A growing number of Reserve players are again calling for a major re-think on the structures which are in place in the Armagh Leagues.
As with previous years some sections of the county’s B Leagues fell into chaos midway through the season with, in the Senior Reserve League, a number of clubs fulfilled only half of their fixtures.
Many different formats have been tried over the years but with senior sides continuing to dominate club thinking, reserve players who feel they are in a silent minority, believe that their plight is being continuously ignored.
Throughout the county more and more players are unable for various reasons to sustain the commitment and time required from senior team managers who at times implement almost county like training regimes.
So can reserve football accommodate players who are unable to commit to a tough senior schedule?#
And can a League structure be put in place to facilitate those who have played at youth level for their clubs but now feel they are being thrown on to the scrap heap?
Some members of reserve squads have to compete against what they could describe as ‘greedy’ players who are members in some cases of Minor, under 21, and Senior and possibly Higher Education teams, until recently under 16 players were also permitted to play B football, which essentially meant a player could play for up to five teams while another was ruled out of playing for one.
Due to the fractured nature of the Reserve Leagues in Armagh clubs like Pearse Óg joined the Junior League (Division 3) with a result that their players line out on a regular basis.
In the recent past the Ulster Council implemented a scheme called Recreational GAA which attempted to accommodate players who wanted to play for fun.
Although the idea was in the most part unsuccessful would a scenario which coupled both recreational and competitive reserve football work?
Here are some suggestions which Mail correspondent Eugene Creaney feels could be implemented to revamp reserve football.
Reinstate the North Armagh Leagues
Under the remit of the Competitions Control Committee the North Armagh Leagues could be re-instated with Clan na Gael, St. Peter’s, Clann Éireann, Sarsfields, Annaghmore, Clonmore, St. Paul’s, Éire Óg, Wolfe Tones, Maghery and Tír na nÓg all competing in a one way structure. With the winners moving forward to a three way all county play-off.

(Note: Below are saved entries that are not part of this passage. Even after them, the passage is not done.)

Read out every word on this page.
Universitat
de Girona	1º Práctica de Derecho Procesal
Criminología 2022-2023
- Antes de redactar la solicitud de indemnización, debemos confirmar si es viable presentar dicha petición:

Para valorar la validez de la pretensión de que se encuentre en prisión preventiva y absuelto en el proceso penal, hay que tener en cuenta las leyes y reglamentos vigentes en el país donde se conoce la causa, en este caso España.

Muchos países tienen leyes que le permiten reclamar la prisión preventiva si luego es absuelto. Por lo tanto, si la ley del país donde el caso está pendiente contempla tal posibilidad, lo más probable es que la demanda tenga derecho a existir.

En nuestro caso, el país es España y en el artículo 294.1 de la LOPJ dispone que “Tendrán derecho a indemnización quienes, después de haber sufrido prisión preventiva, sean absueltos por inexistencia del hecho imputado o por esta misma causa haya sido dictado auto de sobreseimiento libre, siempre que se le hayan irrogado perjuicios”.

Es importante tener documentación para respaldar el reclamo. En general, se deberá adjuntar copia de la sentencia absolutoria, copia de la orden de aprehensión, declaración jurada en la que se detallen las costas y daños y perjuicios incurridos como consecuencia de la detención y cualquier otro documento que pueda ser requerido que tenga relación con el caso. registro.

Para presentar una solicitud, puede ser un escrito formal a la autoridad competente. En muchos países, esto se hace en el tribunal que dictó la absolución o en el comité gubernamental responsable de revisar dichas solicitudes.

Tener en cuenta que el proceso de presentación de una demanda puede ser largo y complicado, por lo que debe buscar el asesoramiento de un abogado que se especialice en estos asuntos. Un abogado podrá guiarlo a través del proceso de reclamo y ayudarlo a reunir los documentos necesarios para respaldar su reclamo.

The Championships should remain in an All County basis, in two sections, Senior and Intermediate.
Start B Leagues early
B Leagues should be given an early slot (March) in the club calendar to avoid clashes with senior sides in the competitive part of the season, which was the case for some clubs this year (groupings to be based on Senior standings from previous year).
Recreation and Competition
These two scenarios would fit ideally into reserve leagues, the five substitutions rule should be scrapped and replaced with a player exchange system where players can be introduced from the half way line, similar to seven a side games. No player who has been brought through a clubs youth ranks and is unable to secure a place on a senior squad should be omitted from B games, due to an unfair rule.
With new guidelines competition coupled with recreation could work well together and accommodate all club players irrespective of their ability.
A workable outreach of this would increase squad numbers and give players a new sense of belonging.